= Medical Education for South African Blacks =

Defunct nonprofit organization

Medical Education for South African Blacks (MESAB) was a 501(c)(3) organization that operated from 1985 to 2007. MESAB was a collaborative effort by Americans and South Africans to support the training of black South Africans in the health professions in an effort to improve health care for the black African population of South Africa. MESAB provided scholarships for black South African students at 26 South African universities and technikons, along with sundry training initiatives in community health clinics. MESAB was founded in 1985 by retired diplomat Herbert Kaiser and his wife Joy Kaiser and closed its doors in 2007. At the time of MESAB's founding, South Africa's apartheid policies dictated separate health facilities for blacks. These facilities were underfunded, underequipped, and understaffed compared with those provided to whites.

==Accomplishments==
From 1985-2007, MESAB's scholarship program provided a total of 11,243 grants (or, "bursaries") to needy students at 26 South African universities and technikons. In addition:
- It pioneered South Africa's first mentor program to help students succeed. 6,000 students received guidance at 17 South African universities and technikons.
- It supported advanced training for nurses in midwifery and neonatal care.
- It encouraged and contributed to university rural outreach programs.
- Its palliative care initiative promoted and supported home-based care for dying AIDS victims and training for doctors in palliative care.
- It established awards for academic and professional achievement by black health professionals.

==Founding context==
MESAB was founded by Herbert Kaiser, a retired diplomat, and his wife Joy. They believed that additional black health professionals would immediately improve access to health care and that these new caregivers would play a greater role in formulating health policy and become leaders in a post-apartheid future. In 1984 there were fewer than 350 black doctors in a black population of over 20 million. Blacks comprised 70% of the population, but only 3% of all doctors were black.
The following statistics illuminate the problem:
- Black life expectancy was 15 years less than for whites.
- Maternal mortality was ten times greater for blacks than for whites.
- Infant mortality was as high as 190 babies compared with 13.4 for white infants.
- Deaths under the age of four: 55 percent of all deaths among blacks compared with 7 percent for whites.
- Limited access to health care meant that blacks were dying from preventable diseases like TB, typhoid, gastroenteritis, and measles that were virtually eliminated in the white population.
- Occupancy rates of 150% at hospitals for blacks were common, which often meant one in the bed and one on the floor.

==Board structure==
The US Board of Directors was drawn from the worlds of medicine, academia, civil rights organizations, and business.

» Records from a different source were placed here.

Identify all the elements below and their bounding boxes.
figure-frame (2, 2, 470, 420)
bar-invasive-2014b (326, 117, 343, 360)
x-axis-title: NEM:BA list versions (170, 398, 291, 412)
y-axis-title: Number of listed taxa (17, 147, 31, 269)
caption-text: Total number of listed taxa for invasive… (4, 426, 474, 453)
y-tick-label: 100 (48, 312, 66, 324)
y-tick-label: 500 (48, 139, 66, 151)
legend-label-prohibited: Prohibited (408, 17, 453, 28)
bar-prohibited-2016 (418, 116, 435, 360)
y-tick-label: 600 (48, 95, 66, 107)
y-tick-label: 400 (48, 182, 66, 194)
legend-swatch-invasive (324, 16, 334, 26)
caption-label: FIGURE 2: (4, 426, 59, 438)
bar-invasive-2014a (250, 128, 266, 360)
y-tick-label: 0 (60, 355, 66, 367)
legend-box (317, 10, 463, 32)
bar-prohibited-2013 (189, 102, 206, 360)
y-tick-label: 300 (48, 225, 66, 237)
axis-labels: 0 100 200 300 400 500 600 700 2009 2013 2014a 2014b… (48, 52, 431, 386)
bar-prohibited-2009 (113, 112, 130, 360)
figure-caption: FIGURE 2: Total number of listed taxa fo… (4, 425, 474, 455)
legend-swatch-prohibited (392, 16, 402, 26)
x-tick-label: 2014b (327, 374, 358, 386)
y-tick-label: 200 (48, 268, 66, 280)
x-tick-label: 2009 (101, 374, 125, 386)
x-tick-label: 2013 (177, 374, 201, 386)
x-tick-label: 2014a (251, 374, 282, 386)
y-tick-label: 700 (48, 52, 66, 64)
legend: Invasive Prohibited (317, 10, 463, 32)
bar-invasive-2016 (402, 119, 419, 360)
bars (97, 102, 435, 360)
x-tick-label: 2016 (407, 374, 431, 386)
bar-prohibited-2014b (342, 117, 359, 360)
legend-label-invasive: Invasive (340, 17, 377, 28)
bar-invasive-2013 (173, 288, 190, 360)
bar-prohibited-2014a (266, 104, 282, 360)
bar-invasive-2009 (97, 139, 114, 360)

Its role was to establish broad policy guidelines and raise funds. The first Chairman of the Board was Donald Kennedy, then president of Stanford University and former Director of the Federal Food and Drug Administration. He was succeeded by Dr. Louis W. Sullivan, president of the Morehouse School of Medicine and former US Secretary of Health and Human Services.

The South African Council recommended and administered MESAB programs, among them financial aid and personal counseling. Its first Chairman was Professor Phillip V. Tobias, the noted paleoanthropologist and long-time opponent of apartheid. He was succeeded by Professor Mervyn Shear, who was followed by Dr. Nthato Motlana, a civic leader in Soweto and a close associate of Nelson Mandela. Council members were leaders of medical, educational, business, and community organizations.

==Funding==
Funding for MESAB came from corporate, foundation, and individual donors. Major contributors included Peter Bing, Peter Kovler, George Soros, David Tabatznik Bristol-Myers Squibb, Coca-Cola Co., Ford Motor Company, Henry Schein Inc., Hewlett Packard, Johnson & Johnson, Kaiser Permanente, Kellogg Foundation, Levi Strauss & Co., Pfizer, the Starr Foundation, and USAID, among many others. Over its 22 years of operations, MESAB raised over $27 million to help over 10,000 black students enter the health professions. Its graduates are now doctors, nurses, dentists, pharmacists, and other skilled caregivers responding to the health needs of all South Africans, especially those of black communities previously denied access to healthcare.